Die Serie DELETE.use ist eine exzellente Metapher für ihr poetisches Projekt, weil es einerseits ihre experimentelle Vorliebe für die Bildproduktionsmaterialien und -apparate aufzeigt, andererseits untersucht, welchen Gebrauch wir von den Archiven machen – den Fotografien mit kolonialisierenden Botschaften, die schon lange in der Mediengeschichte existieren. Das ist in der Reihe von Arbeiten mit dem Titel METAL MASTERS der Fall, bei der jedes Einzelstück in einem klar objektbezogenen Prozess entworfen wurde – Bilder, konstruiert mit digitalen Interferenzen, die mit Laser auf Alu-Offsetplatten oder Platinen gedruckt wurden –, wobei sie mit der Tradition des handwerklichen Prozesses der Metallgravierung spielt. Ich spreche von spielen, denn die Künstlerin täuscht, simuliert (oder dissimuliert), wenn sie eine Matrize erfindet, die keine reproduktive Funktion hat und dadurch wieder zum Unikat wird.

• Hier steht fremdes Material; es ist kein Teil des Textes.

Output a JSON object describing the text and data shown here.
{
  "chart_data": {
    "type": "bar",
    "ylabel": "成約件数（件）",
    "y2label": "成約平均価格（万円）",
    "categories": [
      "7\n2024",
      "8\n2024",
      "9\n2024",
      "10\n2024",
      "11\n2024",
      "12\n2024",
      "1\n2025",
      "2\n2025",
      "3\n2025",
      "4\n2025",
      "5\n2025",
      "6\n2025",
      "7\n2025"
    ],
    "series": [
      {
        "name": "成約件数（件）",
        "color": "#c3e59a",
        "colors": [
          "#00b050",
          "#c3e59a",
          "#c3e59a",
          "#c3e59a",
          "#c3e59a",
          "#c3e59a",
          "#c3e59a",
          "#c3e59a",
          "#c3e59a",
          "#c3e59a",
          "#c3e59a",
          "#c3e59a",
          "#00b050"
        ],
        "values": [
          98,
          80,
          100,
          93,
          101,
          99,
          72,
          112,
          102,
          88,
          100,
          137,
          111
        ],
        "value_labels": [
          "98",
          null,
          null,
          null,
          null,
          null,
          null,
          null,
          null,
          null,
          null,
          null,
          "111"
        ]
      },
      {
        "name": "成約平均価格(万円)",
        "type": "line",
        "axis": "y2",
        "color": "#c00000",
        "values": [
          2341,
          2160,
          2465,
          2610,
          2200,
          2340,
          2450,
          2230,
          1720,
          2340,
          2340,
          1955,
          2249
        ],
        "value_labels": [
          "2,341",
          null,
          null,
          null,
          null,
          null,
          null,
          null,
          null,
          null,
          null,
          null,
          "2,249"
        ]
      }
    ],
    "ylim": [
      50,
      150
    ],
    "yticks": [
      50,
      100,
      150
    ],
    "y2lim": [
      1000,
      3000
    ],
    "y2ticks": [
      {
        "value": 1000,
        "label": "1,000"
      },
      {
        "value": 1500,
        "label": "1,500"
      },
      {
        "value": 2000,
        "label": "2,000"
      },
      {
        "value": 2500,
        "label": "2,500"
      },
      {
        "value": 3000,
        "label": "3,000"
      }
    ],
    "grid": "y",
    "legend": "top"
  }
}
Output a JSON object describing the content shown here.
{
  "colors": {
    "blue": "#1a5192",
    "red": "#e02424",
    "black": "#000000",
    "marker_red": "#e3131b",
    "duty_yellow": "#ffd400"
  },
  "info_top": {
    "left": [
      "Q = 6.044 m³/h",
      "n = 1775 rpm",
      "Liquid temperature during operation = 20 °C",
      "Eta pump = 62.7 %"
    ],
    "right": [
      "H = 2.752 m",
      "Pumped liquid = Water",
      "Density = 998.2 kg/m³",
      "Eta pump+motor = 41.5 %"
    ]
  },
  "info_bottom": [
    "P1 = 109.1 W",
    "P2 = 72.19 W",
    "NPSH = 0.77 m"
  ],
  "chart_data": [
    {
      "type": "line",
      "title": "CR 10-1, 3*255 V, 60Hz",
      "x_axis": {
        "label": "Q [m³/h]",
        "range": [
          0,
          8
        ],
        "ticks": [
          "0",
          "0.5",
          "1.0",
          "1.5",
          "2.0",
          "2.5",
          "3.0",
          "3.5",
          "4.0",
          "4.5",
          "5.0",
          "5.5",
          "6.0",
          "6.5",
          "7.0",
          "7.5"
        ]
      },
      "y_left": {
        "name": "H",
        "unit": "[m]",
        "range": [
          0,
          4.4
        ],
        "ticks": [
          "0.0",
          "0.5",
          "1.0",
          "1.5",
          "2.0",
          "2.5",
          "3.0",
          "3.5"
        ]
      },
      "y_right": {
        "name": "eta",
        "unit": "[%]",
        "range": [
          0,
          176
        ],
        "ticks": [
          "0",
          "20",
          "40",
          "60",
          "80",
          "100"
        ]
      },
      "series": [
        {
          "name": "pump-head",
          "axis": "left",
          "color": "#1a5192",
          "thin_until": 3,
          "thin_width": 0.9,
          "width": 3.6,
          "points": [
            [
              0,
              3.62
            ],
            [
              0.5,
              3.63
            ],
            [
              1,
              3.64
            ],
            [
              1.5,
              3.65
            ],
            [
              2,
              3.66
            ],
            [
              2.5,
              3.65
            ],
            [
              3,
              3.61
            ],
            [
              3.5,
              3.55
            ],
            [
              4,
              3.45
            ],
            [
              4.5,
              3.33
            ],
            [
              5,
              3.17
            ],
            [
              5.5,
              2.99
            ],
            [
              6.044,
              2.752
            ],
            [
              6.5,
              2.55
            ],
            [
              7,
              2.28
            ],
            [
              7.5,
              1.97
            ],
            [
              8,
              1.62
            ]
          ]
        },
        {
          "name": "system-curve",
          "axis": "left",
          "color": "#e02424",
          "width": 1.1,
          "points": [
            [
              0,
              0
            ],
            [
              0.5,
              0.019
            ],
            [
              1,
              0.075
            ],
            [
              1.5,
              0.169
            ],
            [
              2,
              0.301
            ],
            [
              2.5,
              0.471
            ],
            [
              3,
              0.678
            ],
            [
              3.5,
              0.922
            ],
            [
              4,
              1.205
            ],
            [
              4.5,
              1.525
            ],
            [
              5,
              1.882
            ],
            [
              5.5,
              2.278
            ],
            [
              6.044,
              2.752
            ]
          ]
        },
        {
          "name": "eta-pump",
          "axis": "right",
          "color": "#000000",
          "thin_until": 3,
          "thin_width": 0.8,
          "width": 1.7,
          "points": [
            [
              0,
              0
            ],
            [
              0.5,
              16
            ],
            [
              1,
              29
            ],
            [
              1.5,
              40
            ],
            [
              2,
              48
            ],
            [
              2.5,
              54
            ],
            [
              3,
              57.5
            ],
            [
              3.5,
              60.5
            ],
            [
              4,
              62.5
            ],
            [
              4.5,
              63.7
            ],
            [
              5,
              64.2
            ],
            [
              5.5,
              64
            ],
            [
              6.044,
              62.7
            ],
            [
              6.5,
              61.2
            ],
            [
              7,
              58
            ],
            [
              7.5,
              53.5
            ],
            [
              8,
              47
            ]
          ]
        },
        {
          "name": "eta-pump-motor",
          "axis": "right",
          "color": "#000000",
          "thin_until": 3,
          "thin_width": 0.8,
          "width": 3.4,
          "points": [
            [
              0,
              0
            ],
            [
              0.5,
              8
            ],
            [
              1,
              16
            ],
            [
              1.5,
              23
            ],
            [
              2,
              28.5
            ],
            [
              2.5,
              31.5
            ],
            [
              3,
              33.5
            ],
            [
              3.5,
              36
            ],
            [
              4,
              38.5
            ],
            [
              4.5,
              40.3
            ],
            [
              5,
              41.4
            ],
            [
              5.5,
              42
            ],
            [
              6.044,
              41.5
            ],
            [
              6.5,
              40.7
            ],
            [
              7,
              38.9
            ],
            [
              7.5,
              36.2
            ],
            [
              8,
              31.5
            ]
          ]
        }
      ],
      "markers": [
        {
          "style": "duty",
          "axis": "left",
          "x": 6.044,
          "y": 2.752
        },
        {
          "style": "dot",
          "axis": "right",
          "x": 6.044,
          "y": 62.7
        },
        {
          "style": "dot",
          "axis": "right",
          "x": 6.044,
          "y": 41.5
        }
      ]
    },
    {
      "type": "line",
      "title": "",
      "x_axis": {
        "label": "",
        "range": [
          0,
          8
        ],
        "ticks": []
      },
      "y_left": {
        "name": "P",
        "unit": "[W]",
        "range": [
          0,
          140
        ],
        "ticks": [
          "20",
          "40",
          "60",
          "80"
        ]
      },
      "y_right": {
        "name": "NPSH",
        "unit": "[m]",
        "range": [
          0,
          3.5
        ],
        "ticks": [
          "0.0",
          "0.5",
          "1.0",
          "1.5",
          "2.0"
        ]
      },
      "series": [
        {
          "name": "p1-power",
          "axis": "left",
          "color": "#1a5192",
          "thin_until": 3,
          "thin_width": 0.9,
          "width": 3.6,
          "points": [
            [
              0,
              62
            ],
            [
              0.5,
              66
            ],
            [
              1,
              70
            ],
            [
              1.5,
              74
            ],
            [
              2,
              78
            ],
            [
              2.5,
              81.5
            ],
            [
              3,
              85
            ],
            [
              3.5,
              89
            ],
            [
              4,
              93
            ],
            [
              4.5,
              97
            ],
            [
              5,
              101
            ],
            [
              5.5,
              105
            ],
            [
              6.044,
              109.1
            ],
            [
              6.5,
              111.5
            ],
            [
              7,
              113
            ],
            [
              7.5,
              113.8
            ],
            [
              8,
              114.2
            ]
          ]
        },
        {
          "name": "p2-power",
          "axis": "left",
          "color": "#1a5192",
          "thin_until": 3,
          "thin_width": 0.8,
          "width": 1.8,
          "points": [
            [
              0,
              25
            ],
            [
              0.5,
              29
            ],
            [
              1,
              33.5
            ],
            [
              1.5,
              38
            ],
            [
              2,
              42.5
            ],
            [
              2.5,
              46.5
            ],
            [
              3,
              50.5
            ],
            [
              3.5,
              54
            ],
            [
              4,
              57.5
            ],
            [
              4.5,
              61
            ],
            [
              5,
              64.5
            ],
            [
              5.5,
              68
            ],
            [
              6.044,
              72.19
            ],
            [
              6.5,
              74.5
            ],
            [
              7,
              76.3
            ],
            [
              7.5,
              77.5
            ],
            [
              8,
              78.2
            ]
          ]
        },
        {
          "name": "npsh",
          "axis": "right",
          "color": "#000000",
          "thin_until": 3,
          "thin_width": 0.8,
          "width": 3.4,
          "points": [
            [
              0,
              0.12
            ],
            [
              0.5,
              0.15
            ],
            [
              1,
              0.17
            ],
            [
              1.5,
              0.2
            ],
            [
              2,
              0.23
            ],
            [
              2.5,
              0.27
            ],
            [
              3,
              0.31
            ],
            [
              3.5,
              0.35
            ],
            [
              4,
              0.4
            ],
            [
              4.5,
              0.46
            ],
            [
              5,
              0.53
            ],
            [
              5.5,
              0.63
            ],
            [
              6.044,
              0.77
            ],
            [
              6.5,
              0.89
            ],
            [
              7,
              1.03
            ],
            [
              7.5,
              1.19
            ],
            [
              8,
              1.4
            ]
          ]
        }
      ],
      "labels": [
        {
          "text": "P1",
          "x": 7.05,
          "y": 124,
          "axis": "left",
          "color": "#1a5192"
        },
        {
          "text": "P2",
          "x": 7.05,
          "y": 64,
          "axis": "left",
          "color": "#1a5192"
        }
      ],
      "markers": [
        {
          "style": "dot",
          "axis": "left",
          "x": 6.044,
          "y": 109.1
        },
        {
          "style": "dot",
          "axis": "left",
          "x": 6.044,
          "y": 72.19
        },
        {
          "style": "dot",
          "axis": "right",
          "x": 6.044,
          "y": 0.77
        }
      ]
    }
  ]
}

DELETE.use bringt mit seinem Verfahren einen preziösen Stil ein, der die Lust am Manuellen und an der Ausführung des Kunstwerks mit einem raffinierten Konzept verbindet. Die materielle Herangehensweise macht die Serie zu einem steten work in progress, denn außer auf Metallplatten zirkulieren die Bilder als gedruckte Wegwerfzettel und ebenso im Netz, wodurch sie den Begriff der “desmemórias” (Ent-Erinnerung), den die Künstlerin selbst geprägt hat, ins nahezu Unendliche erweitern. In dieser Hinsicht regt uns Flavya Mutran zu einem kritischeren Nachdenken über den Bedeutungserhalt der sogenannten “Zeugnisse der kollektiven Erinnerung” und die verschiedenen Diskurse an, mit denen die Massenmedien und die Sozialgeschichte diese belegen.
Flavya Mutran
Stammt aus Paraná und ist seit 1989 im Bereich Kunst und Kommunikation tätig. Sie war Fotojournalistin, Laborantin und Bildredakteurin öffentlicher und privater Presseabteilungen, realisierte eigene Projekte und beteiligte sich an kollektiven Kunst- und Bildungsprojekten. Nach dem Architektur- und Urbanistikstudium an der Bundesuniversität Pará (UFPA) absolvierte sie Master und Promotion in Bildender Kunst am am Kunstinstitut der Bundesuniversität Rio Grande do Sul (UFRGS) mit einer Forschungsarbeit über Fotoarchive und das Teilen von Bildern im Netz. Sie ist zurzeit Assistenzprofessorin der Abteilung Design und bildnerisches Gestalten am Fachbereich Architektur der UFRGS.